I'm not exactly saying it should be entirely okay for non-profits, but these generally don't have the resources/budget to ensure any form of security so i don't have the same standards. In my book, a for-profit business leaking user data due to preventable mistakes should be dissolved instantly by law for endangering uselessly their customers.
> we had a speaker from northrup-grunman
Uh. Sorry for you. These military industrial complex people have the best security advice, but they're the worst kind of humans.
As for the for-profit companies. For some reason there is not enough value placed on security in the eyes of the public. Sony is still a major player in the gaming industry, even though the massive hack years ago. Not saying Sony should not be in business, but I don't think it made any major impact on their ability to sell consoles. Security compromises don't seem to have nearly the same impact as other kinds of compromises.

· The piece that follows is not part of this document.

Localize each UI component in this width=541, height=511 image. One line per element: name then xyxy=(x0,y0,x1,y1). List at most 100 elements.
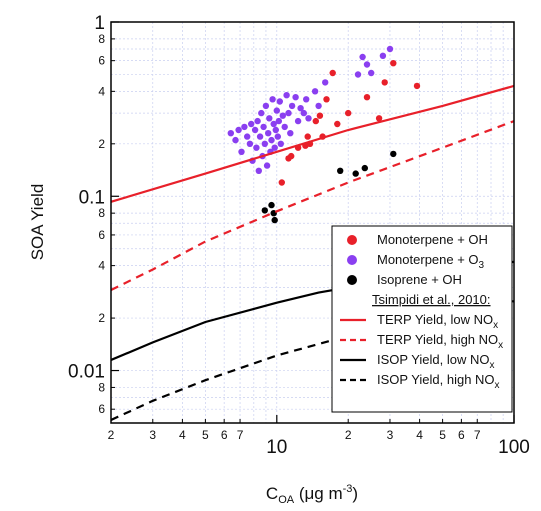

That's the opportunity cost of defending. It's like walking through treacle at times, but you have to visualize the worst case scenario in your head and act as if you're gonna get breached. You need to essentially enact the situation in your head so that it gives you the momentum you need to keep defending.
I can't speak for all of them. But I worked at a very large company known on a global scale. They thought they had proper security experts, but the people that hired them didn't know security very well. When issues were brought up, instead of them asking "how do we resolve this?" they would ask "why would someone do that?" This raised so many red flags in my head the first time I heard this, I didn't even know how to respond.
I came to them with various issues, one of them could've had very serious consequences. I proposed step by step solutions that were simple and would've patched up issues behind the scenes and only impacted people that were violating security policies. They never seemed to care about protecting what they had. It was very sad.
I'll give two examples of the issues they faced:
1. They left doors unlocked and open to the building during working hours, anyone could enter and witness highly classified work on someone's machine, or use someone's machine if they had left their desk without locking it, which happened frequently.
2. Their shared document service, which contained many classified, and highly classified documents had an authz vulnerability which would allow any logged in user to view (and in some cases edit) any document in the company that was stored on their document storage service.
I think my conclusion is that a lot of companies don't even know what their issues are, don't know what experts they need (or if they need them at all), and don't care because nothing bad has happened yet.